After dinner Potemkin led Catherine into the Winter Garden and presented her with a valuable statue bearing the inscription

“To one who is Mother, and more than Mother to me.”92 At the end of it all Potemkin fell on his knees before Catherine and, kissing her hand, wept. Was it joy? Sadness? Fear? Loss of all the beauties of youth? Or knowledge that the end was coming? She, too, wept.

Before he left St. Petersburg for the south, a countess asked him what he planned to do when Catherine died. “Don’t worry,”

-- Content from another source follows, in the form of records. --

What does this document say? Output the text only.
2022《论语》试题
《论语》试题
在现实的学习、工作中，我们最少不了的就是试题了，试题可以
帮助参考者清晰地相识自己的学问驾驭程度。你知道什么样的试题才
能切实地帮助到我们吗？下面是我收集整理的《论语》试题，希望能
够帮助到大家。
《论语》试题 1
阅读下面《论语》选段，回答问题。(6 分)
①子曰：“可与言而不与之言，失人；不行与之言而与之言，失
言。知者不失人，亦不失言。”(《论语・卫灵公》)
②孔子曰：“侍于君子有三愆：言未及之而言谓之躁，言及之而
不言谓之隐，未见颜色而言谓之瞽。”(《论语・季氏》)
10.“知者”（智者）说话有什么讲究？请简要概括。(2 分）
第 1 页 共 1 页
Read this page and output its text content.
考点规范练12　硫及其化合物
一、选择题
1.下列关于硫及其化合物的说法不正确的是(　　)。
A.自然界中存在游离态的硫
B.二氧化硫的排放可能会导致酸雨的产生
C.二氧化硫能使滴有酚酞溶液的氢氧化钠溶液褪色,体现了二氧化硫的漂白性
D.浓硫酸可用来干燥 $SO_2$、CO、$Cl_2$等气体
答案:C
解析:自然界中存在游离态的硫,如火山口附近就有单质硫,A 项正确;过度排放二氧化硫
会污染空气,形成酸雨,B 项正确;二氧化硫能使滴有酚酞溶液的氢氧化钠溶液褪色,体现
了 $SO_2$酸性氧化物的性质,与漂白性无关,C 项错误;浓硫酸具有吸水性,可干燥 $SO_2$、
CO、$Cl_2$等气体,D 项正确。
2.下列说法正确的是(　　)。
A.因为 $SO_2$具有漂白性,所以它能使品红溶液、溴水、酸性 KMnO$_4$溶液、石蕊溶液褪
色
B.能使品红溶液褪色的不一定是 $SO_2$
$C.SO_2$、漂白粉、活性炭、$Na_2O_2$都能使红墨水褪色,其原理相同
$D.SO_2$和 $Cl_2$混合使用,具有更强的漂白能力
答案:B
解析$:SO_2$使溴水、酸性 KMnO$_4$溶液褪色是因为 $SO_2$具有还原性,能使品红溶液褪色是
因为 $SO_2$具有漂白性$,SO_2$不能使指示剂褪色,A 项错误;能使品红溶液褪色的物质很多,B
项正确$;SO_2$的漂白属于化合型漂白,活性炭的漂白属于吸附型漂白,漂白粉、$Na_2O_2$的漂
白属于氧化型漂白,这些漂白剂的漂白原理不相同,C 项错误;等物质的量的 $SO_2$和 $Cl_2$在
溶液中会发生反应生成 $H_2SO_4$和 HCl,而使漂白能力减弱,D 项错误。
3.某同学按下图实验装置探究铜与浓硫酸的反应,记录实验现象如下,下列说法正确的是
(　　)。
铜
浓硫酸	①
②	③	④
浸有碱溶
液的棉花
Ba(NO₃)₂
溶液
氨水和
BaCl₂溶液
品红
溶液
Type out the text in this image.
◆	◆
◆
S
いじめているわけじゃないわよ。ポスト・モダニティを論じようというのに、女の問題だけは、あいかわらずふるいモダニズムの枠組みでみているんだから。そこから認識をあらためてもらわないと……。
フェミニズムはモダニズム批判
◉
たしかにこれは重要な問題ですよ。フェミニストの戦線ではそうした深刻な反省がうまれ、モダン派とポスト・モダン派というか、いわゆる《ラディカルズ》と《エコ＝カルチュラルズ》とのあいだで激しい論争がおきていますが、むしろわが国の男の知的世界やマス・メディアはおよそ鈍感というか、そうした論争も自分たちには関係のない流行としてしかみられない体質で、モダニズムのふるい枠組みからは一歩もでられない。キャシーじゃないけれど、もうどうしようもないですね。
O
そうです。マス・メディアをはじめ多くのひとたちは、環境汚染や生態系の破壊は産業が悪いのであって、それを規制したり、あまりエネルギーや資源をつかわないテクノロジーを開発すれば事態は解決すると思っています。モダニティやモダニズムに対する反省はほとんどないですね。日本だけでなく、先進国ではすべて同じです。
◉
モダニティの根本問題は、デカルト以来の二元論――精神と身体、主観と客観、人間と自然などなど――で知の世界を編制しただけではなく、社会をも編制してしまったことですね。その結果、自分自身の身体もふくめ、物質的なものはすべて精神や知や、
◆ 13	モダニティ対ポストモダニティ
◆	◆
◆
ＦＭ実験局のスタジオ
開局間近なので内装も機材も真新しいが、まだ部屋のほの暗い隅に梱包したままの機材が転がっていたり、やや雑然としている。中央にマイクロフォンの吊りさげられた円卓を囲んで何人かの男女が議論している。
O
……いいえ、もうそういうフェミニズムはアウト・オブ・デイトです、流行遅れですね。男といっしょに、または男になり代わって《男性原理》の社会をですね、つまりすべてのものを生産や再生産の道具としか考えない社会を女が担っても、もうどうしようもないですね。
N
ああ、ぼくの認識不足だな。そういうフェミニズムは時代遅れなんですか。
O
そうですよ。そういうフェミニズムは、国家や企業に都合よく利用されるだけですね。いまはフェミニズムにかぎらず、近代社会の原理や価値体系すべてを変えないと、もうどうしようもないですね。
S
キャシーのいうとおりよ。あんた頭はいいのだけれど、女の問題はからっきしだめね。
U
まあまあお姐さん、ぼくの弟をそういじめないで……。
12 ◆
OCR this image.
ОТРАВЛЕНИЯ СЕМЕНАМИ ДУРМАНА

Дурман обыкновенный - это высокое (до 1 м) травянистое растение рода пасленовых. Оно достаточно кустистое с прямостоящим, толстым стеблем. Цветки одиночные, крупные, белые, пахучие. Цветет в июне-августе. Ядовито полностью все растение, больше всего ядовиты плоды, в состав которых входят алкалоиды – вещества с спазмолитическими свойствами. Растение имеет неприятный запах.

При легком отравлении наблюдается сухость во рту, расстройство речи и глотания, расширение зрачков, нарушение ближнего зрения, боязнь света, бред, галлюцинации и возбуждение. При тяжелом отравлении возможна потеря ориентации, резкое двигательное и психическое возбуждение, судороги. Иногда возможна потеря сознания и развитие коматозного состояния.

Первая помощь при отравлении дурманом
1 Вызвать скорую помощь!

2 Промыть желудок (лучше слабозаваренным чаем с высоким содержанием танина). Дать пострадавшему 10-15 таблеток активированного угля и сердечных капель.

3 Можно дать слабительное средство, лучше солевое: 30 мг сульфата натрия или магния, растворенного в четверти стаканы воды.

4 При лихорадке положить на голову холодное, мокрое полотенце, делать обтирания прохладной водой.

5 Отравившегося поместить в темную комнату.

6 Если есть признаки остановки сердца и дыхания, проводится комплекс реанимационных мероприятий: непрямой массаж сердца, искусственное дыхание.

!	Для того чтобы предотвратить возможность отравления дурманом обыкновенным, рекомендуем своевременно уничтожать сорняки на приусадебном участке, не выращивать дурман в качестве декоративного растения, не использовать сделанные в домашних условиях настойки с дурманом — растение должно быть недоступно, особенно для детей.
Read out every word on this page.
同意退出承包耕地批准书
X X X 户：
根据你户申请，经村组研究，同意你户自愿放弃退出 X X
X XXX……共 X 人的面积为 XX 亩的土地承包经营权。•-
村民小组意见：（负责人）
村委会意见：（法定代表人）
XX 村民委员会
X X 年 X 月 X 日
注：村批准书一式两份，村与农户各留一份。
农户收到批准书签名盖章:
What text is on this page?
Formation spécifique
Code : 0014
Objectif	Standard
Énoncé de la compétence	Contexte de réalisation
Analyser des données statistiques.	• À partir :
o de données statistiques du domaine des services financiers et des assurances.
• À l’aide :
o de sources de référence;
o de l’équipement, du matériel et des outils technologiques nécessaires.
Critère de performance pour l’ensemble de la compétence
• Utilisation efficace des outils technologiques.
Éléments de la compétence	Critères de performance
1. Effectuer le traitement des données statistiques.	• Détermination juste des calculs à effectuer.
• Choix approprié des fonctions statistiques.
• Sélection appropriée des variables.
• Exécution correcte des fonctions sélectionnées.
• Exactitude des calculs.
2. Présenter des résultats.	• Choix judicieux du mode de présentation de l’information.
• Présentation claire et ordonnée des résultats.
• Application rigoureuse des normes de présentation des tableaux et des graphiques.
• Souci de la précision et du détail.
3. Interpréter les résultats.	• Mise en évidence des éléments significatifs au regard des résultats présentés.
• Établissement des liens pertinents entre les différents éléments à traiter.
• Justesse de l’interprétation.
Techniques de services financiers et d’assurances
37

he replied. “I’ll die before the Sovereign. I’ll die soon.”93

Potemkin left St. Petersburg in the scorching heat of summer to make peace with the Turks in the south. In the town of Jassy, burning with malarial fever, ravaged by liver failure and pneu-monia, he insisted that he continue his journey despite the grave warnings of doctors. But on the second day of travel he suddenly cried to stop. “I’m dying,” he groaned. “There is no point in going any further. I want to die on the ground.”94 On the Rus-sian soil from which he had sprung. They laid a mattress on the side of the road. Within an hour the mighty Cyclops was dead.

The orchestra had ceased playing, the lights had faded, and the curtain had fallen. Potemkin’s show was over.